Anfänge

Vor 40 Jahren, im September 1983, fand in der als Garage genutzten Schlosserei-Werkstatt Pilkentafel 2 zwischen Gerümpel und unter tropfendem Dach die Premiere von „Wir werden uns leidenschaftlich lieben“ statt. Regie in dem Stück, in dem zwei junge Frauen über ihre Vorstellungen, Wünsche und Träume von Männern redeten, führte Elisabeth Bohde, die nach einem Studium in Aix-en-Provence und ersten Berufserfahrungen in Nürnberg nach Flensburg zurückgekehrt war. Niemand hätte damals gedacht, dass dieses Stück bundesweit in 80 Aufführungen gespielt und als Beispiel einer jungen feministischen Arbeitsweise ins Rahmenprogramm des Berliner Theatertreffens eingeladen würde. Und erst recht hätte niemand gedacht, dass 40 Jahre später an derselben Stelle ein gut ausgestattetes Theater Performances aus ganz Deutschland zeigt. Schon mit diesem ersten Stück waren Grundzüge der Methode der Theaterwerkstatt gefunden, so war das Publikum Teil der Aufführung und saß in Männer und Frauen getrennt an zwei Seiten eines weißen Laufstegs einander gegenüber.
Es folgten weitere Produktionen mit wechselnden Darstellern, die bundesweit tourten. Nur Torsten Schütte war ab da immer dabei. Es war die Gründerzeit vieler Freier Theatergruppen, die ausgehend von eigenen Erfahrungen, getreu dem Motto „Das Private ist das Politische“, Stücke entwickelten und damit durchs Land fuhren. Alles das in der Aufbruchsstimmung der damaligen Alternativszene, die nach neuen Lebensformen suchte und andere Modelle von Leben und Arbeit ausprobierte.
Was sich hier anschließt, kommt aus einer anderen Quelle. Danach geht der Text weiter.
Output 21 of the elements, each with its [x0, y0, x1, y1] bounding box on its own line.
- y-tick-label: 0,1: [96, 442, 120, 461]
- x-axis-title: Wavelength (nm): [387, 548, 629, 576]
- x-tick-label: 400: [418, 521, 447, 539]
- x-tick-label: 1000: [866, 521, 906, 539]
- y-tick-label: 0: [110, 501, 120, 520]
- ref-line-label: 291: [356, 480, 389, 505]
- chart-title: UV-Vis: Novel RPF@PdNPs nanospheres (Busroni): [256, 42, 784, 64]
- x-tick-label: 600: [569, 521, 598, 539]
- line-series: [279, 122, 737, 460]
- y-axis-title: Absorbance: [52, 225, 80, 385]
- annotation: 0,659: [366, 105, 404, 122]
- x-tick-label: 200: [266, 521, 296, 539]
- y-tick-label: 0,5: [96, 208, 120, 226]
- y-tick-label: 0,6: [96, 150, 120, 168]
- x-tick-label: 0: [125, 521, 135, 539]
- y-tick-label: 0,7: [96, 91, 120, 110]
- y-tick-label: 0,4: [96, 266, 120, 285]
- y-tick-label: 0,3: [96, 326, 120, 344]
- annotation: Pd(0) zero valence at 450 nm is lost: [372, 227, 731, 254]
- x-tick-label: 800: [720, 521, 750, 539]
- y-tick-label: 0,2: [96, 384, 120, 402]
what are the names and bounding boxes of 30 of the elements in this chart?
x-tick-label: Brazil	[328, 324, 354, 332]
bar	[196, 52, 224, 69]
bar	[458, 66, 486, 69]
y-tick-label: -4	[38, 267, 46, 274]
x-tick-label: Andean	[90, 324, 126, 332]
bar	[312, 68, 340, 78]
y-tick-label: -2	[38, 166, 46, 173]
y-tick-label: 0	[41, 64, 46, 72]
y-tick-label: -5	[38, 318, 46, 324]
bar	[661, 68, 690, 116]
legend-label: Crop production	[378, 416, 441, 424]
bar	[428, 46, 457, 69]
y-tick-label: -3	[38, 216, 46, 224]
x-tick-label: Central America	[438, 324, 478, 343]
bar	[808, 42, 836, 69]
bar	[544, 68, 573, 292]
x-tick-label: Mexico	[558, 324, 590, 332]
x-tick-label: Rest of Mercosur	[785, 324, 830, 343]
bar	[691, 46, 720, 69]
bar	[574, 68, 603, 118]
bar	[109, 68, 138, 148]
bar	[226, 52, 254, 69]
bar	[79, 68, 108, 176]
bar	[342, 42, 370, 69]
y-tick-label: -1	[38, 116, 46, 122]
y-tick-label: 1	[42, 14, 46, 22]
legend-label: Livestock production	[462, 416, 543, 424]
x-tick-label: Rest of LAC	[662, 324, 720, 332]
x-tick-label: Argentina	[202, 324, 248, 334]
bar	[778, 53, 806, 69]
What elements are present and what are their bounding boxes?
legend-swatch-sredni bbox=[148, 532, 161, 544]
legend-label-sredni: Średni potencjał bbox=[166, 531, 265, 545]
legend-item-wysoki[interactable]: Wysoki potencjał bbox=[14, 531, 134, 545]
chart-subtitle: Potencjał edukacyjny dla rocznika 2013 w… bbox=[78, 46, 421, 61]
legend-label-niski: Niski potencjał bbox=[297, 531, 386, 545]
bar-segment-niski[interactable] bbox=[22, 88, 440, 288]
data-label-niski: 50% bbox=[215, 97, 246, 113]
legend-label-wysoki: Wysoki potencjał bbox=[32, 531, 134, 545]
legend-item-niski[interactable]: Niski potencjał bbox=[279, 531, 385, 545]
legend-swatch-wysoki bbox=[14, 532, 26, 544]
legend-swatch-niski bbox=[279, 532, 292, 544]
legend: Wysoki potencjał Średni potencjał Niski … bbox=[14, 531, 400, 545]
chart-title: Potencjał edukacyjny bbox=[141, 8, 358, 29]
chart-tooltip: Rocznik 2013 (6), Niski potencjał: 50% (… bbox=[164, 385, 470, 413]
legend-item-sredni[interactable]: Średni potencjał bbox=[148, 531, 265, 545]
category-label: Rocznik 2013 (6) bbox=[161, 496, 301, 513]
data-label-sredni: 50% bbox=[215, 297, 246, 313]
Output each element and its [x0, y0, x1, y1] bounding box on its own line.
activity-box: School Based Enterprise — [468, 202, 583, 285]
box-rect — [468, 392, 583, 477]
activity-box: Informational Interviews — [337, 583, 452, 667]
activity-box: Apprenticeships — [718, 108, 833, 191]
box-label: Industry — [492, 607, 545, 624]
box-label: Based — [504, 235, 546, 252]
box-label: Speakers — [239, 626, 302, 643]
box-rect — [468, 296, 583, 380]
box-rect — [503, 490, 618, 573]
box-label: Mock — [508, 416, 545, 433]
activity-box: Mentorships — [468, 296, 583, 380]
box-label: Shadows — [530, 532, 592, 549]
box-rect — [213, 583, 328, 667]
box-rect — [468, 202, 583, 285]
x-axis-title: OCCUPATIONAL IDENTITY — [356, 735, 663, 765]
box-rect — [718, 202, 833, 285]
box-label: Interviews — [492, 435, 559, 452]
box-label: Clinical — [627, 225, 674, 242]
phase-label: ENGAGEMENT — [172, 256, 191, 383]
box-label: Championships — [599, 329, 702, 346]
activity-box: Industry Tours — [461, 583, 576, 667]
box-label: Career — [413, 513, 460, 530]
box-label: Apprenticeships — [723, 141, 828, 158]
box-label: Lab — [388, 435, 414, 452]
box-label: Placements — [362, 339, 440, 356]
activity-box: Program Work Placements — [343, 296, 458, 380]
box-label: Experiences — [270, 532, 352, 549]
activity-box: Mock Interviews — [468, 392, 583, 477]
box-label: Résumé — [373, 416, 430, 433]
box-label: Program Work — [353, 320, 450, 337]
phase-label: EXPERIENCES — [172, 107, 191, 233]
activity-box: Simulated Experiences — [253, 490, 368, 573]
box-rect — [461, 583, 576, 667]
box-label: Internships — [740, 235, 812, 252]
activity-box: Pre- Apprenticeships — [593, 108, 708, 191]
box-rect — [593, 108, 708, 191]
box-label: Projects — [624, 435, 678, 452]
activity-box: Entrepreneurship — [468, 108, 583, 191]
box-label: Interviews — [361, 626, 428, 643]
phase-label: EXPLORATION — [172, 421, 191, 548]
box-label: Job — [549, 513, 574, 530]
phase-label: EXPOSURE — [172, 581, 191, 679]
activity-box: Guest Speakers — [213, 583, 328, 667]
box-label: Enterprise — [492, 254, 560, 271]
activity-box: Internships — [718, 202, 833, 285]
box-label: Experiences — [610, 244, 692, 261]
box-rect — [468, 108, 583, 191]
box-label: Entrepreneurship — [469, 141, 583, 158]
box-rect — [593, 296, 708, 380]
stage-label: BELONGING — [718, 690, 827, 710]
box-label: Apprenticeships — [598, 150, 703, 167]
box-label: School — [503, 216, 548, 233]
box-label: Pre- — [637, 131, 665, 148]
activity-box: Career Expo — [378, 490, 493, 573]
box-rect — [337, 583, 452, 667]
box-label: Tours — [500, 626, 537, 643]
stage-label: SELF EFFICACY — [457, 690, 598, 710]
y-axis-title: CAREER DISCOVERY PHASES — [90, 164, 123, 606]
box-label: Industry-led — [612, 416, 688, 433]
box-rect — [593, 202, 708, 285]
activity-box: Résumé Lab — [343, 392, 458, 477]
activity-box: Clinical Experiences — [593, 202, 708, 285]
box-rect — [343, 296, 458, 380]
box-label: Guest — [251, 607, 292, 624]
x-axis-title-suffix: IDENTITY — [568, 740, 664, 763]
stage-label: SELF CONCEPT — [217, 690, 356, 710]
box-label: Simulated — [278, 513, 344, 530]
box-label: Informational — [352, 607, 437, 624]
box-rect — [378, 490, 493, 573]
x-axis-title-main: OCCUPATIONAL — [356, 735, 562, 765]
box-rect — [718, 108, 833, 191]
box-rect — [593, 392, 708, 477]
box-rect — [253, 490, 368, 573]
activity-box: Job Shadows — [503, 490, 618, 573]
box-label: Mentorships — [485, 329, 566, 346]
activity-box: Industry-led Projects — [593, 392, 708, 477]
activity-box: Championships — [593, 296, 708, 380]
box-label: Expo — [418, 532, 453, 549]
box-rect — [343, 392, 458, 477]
Szene aus „Wir werden uns leidenschaftlich lieben“, 1983

Mit Kindertheater in die Welt

Das Ensemble der Theaterwerkstatt wandte sich ab den späten 80ern verstärkt dem Theater für Kinder zu. Mit „Waschtag“, einem stillen, kleinen Stück für die damals noch kaum beachtete Gruppe der sehr kleinen Kinder, gelingt ein Welterfolg. Die Gruppe fährt von Festival zu Festival, in viele europäische Länder, aber auch an Orte, an denen es kaum professionelles Kindertheater gibt, wie das südliche Afrika, Mexiko, Indien und in Konfliktgebiete wie Sarajevo. Diese Reisen führten zu vielen prägenden Erfahrungen.

Haus-Gründung

So wurde zu Hause in Flensburg im Vorderhaus der Pilkentafel geprobt und gewohnt, die Premieren aber fanden in immer anderen mehr oder weniger ungeeigneten Räumlichkeiten in Flensburg statt, und danach dann ging es wieder auf Reisen. Dauerhaft war das kein Leben für eine Familie mit mittlerweile drei Kindern. Und so begann schon Ende der 80er ein langer zäher Kampf mit der Stadt Flensburg, erst um geeignete Räume und schließlich um die finanzielle Unterstützung, eben diese Garage zu einem Theater umzubauen. 1998 konnten Torsten Schütte und Elisabeth Bohde endlich die ersehnte Spielstätte eröffnen.

Theater für Flensburg

Mit der eigenen Spielstätte entsteht ein Programm für die Flensburger, zunehmend auch wieder für Erwachsene. Dabei ging es nie darum, ein Publikum zu bedienen oder seine Wünsche zu erfüllen, sondern es herauszufordern, zu überraschen, zu konfrontieren, zu irritieren – aber immer zu meinen. Es entstehen Stücke wie „Westliche Höhe“ oder „Vom Reisen in ehemalige Kolonien“, die schwierige Themen der Stadtgeschichte aufarbeiteten und der Pilkentafel den Ruf eintrugen, das Gewissen der Stadt zu sein.
Außerdem lud die Pilkentafel zu großen Produktionen mit bis zu 50 „Experten des Alltags“ im Stadtraum oder leerstehenden Gebäuden ein.
Auch wenn die Pilkentafel für diese Arbeit 2010 den Kulturpreis der Stadt Flensburg erhielt, blieb die finanzielle Lage prekär, der Kampf um eine auskömmliche Förderung ging weiter, es fehlte das Geld für professionelle Mitarbeiter*innen und der gesamte Betrieb musste immer neben der Kunst erledigt werden.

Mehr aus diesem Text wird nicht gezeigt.